Exploratory Data Analysis
To better understand the cleaned dataset, several variables of interest are visualized. While the entire dataset spans from 1996 to 2020, visualizations will focus only on the trends over the past six year (2014 - 2020).
Completion Rate
First, the response variable (completion rate) is analyzed. Figure 1 shows the distribution of completion rates for the different schools for each school year from 2014 to 2020.
The plots shown above indicate that the completion rates are fairly normally distributed and that the average completion rate increases over time, particularly from 2018 to 2020.
Average Cost
Another important variable in this dataset is the average cost of attendance. This variable considers all tuition, ees, etc. that a student must pay for attendance at the institution. The figure below illustrates the average cost over a period of six years.
Many people believe that school costs have been quickly rising in the last few years. According to the figure above, there is some evidence to that statement as the average cost rose almost $5000 over the given six-year period shown.
Undergraduate Enrollment (Size of School)
Another variable reviewed is undergraduate enrollment. School size is an important factor when considering different colleges. The figure below provides insight into how school sizes have evolved over time.

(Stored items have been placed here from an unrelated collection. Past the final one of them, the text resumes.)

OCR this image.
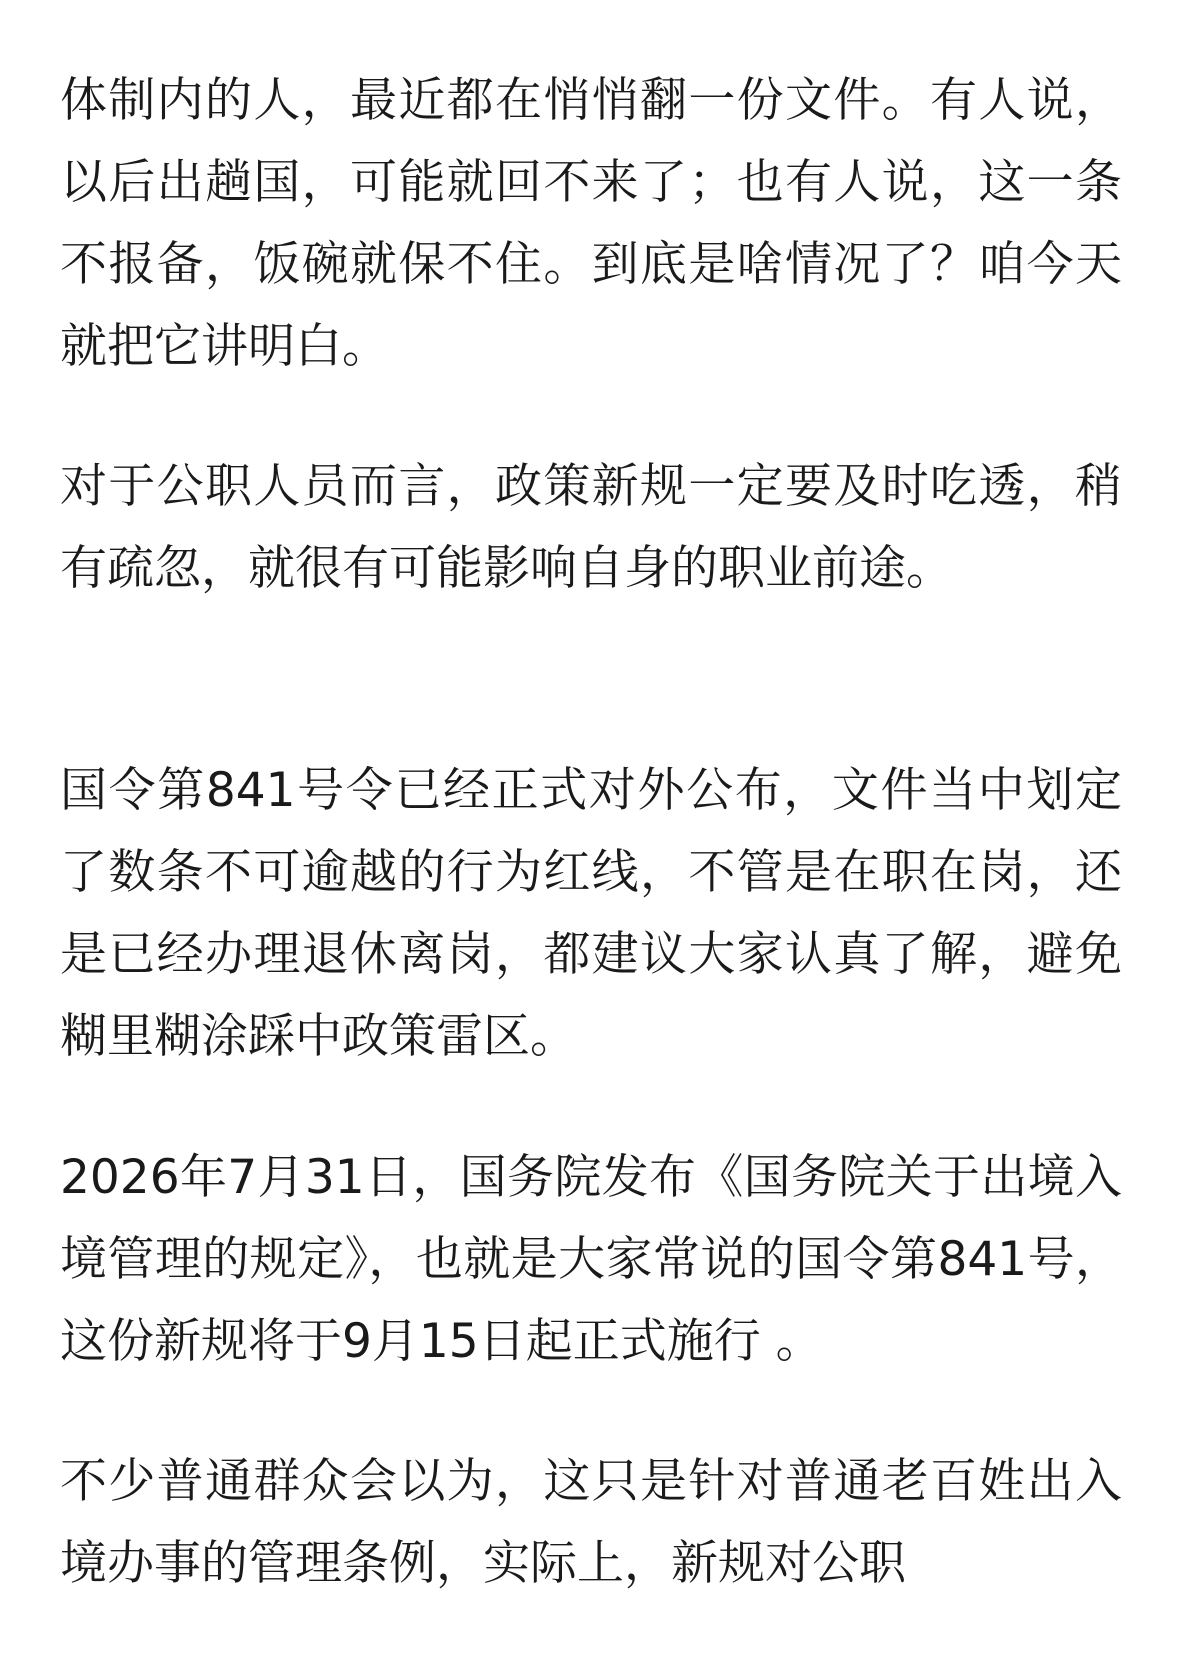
体制内的人，最近都在悄悄翻一份文件。有人说，以后出趟国，可能就回不来了；也有人说，这一条不报备，饭碗就保不住。到底是啥情况了？咱今天就把它讲明白。

对于公职人员而言，政策新规一定要及时吃透，稍有疏忽，就很有可能影响自身的职业前途。

国令第841号令已经正式对外公布，文件当中划定了数条不可逾越的行为红线，不管是在职在岗，还是已经办理退休离岗，都建议大家认真了解，避免糊里糊涂踩中政策雷区。

2026年7月31日，国务院发布《国务院关于出境入境管理的规定》，也就是大家常说的国令第841号，这份新规将于9月15日起正式施行 。

不少普通群众会以为，这只是针对普通老百姓出入境办事的管理条例，实际上，新规对公职
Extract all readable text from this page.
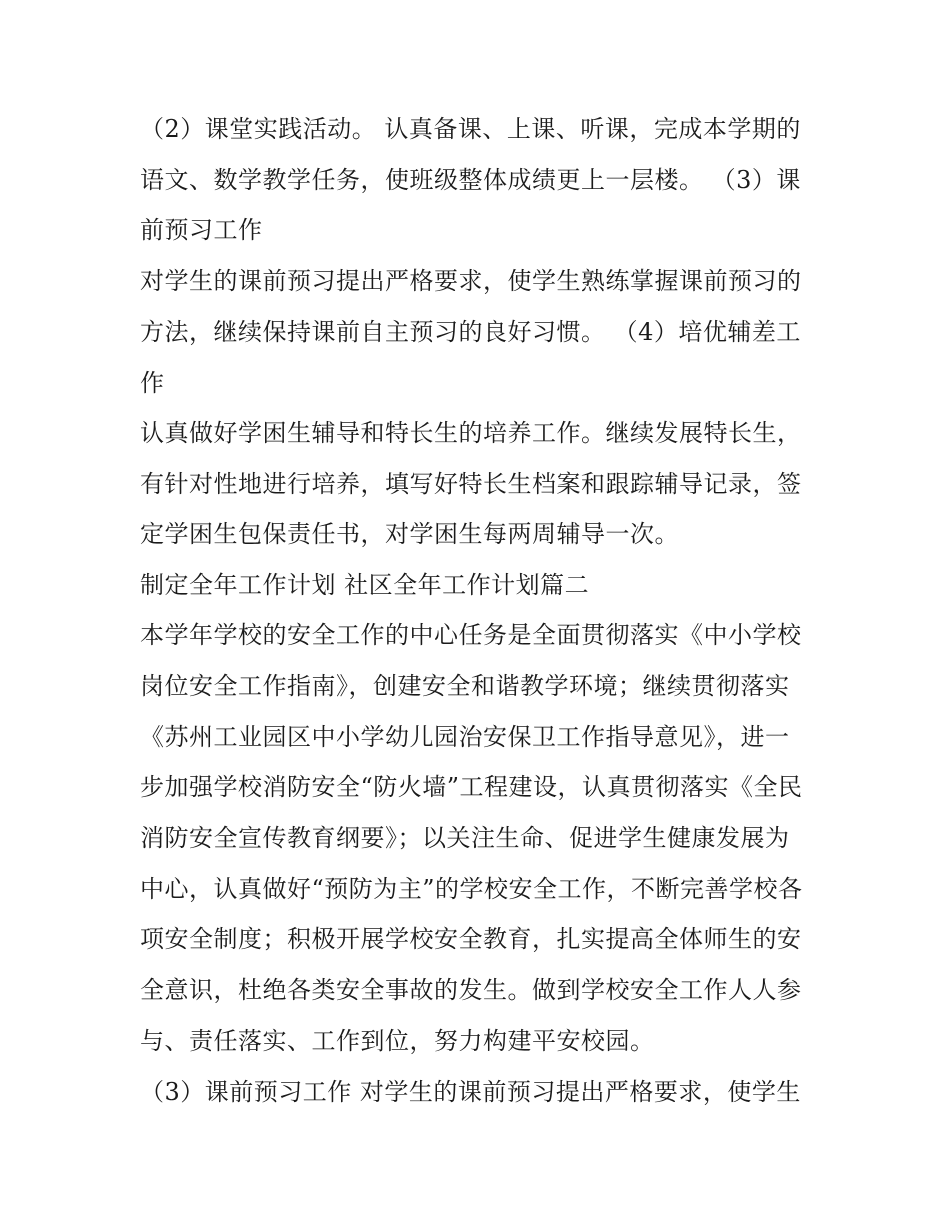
（2）课堂实践活动。 认真备课、上课、听课，完成本学期的
语文、数学教学任务，使班级整体成绩更上一层楼。 （3）课
前预习工作
对学生的课前预习提出严格要求，使学生熟练掌握课前预习的
方法，继续保持课前自主预习的良好习惯。 （4）培优辅差工
作
认真做好学困生辅导和特长生的培养工作。继续发展特长生，
有针对性地进行培养，填写好特长生档案和跟踪辅导记录，签
定学困生包保责任书，对学困生每两周辅导一次。
制定全年工作计划 社区全年工作计划篇二
本学年学校的安全工作的中心任务是全面贯彻落实《中小学校
岗位安全工作指南》，创建安全和谐教学环境；继续贯彻落实
《苏州工业园区中小学幼儿园治安保卫工作指导意见》，进一
步加强学校消防安全“防火墙”工程建设，认真贯彻落实《全民
消防安全宣传教育纲要》；以关注生命、促进学生健康发展为
中心，认真做好“预防为主”的学校安全工作，不断完善学校各
项安全制度；积极开展学校安全教育，扎实提高全体师生的安
全意识，杜绝各类安全事故的发生。做到学校安全工作人人参
与、责任落实、工作到位，努力构建平安校园。
（3）课前预习工作 对学生的课前预习提出严格要求，使学生
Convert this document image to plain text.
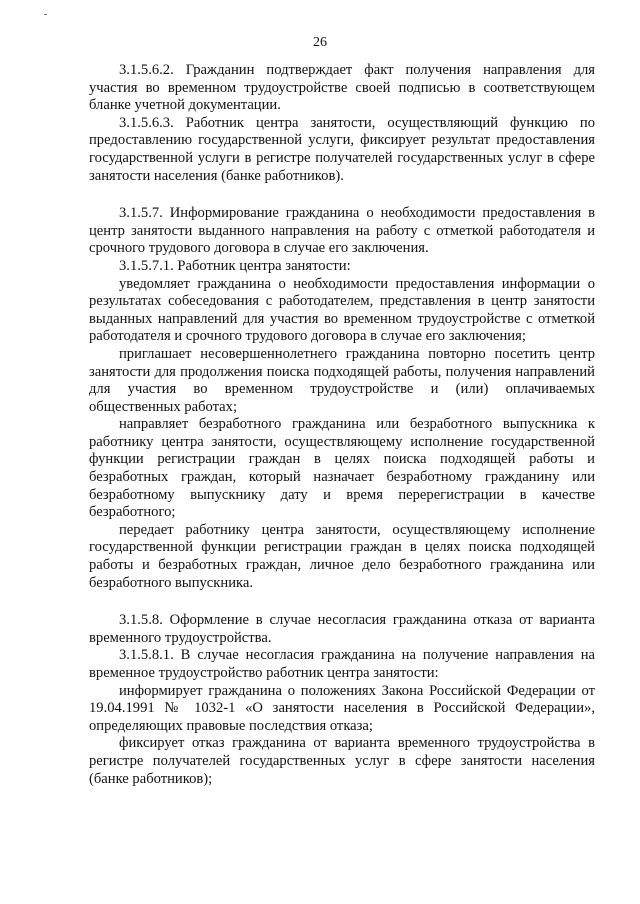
26

3.1.5.6.2. Гражданин подтверждает факт получения направления для участия во временном трудоустройстве своей подписью в соответствующем бланке учетной документации.

3.1.5.6.3. Работник центра занятости, осуществляющий функцию по предоставлению государственной услуги, фиксирует результат предоставления государственной услуги в регистре получателей государственных услуг в сфере занятости населения (банке работников).

3.1.5.7. Информирование гражданина о необходимости предоставления в центр занятости выданного направления на работу с отметкой работодателя и срочного трудового договора в случае его заключения.

3.1.5.7.1. Работник центра занятости:

уведомляет гражданина о необходимости предоставления информации о результатах собеседования с работодателем, представления в центр занятости выданных направлений для участия во временном трудоустройстве с отметкой работодателя и срочного трудового договора в случае его заключения;

приглашает несовершеннолетнего гражданина повторно посетить центр занятости для продолжения поиска подходящей работы, получения направлений для участия во временном трудоустройстве и (или) оплачиваемых общественных работах;

направляет безработного гражданина или безработного выпускника к работнику центра занятости, осуществляющему исполнение государственной функции регистрации граждан в целях поиска подходящей работы и безработных граждан, который назначает безработному гражданину или безработному выпускнику дату и время перерегистрации в качестве безработного;

передает работнику центра занятости, осуществляющему исполнение государственной функции регистрации граждан в целях поиска подходящей работы и безработных граждан, личное дело безработного гражданина или безработного выпускника.

3.1.5.8. Оформление в случае несогласия гражданина отказа от варианта временного трудоустройства.

3.1.5.8.1. В случае несогласия гражданина на получение направления на временное трудоустройство работник центра занятости:

информирует гражданина о положениях Закона Российской Федерации от 19.04.1991 № 1032-1 «О занятости населения в Российской Федерации», определяющих правовые последствия отказа;

фиксирует отказ гражданина от варианта временного трудоустройства в регистре получателей государственных услуг в сфере занятости населения (банке работников);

Per the figure above, enrollments have not significantly changed over time. Most schools are small, with only a handful of schools larger than 20,000 students. In this research, total undergraduate enrollment of each school is discretized prior to statistical analysis. This allows for outliers, seen in the form of very large universities, to be accounted for. As discussed above, the discretization categories for school size are: Very Large, Large, Medium, Small, and Very Small. The figure below shows the results of this discretization for the 2014-2015 school year.
The figure above indicates that there are roughly equal numbers of schools of sizes small, medium, large, and very large. However, it is seen that there is a larger number of very small schools.
Region
Next, region is an important factor when analyzing completion rates. The figure below shows a graph of regions given the locations of colleges. Considering colleges do not move locations year over year, only one graph of the number of colleges per region is shown below.
The figure above shows that the distribution of colleges by region is relatively even.
Average SAT Scores
Finally, average SAT scores are analyzed. This variable indicates the average total SAT score of all students joining the university for a given school year. The figure below shows the average SAT scores and how they change over the six-year period.
The figure above shows a significant increase in SAT scores from the 2016-2017 school year to the 2017-2018 school year. However, it is important to note that the official SAT exam re-structured its scoring criteria and scale in March of 2016. Considering this and the fact that this research seeks to understand the effect of variables like SAT scores on completion rates, only years prior to 2016 will be able to be considered for analysis. Students graduating in 2018 correspond to entrance exam scores in 2014 since students typically graduate four years after they submit entrance scores. Due to this observation, the statistical analysis performed for this research is done using data in the 2014-2015 entrance year, and the corresponding 2017-2018 completion rates only.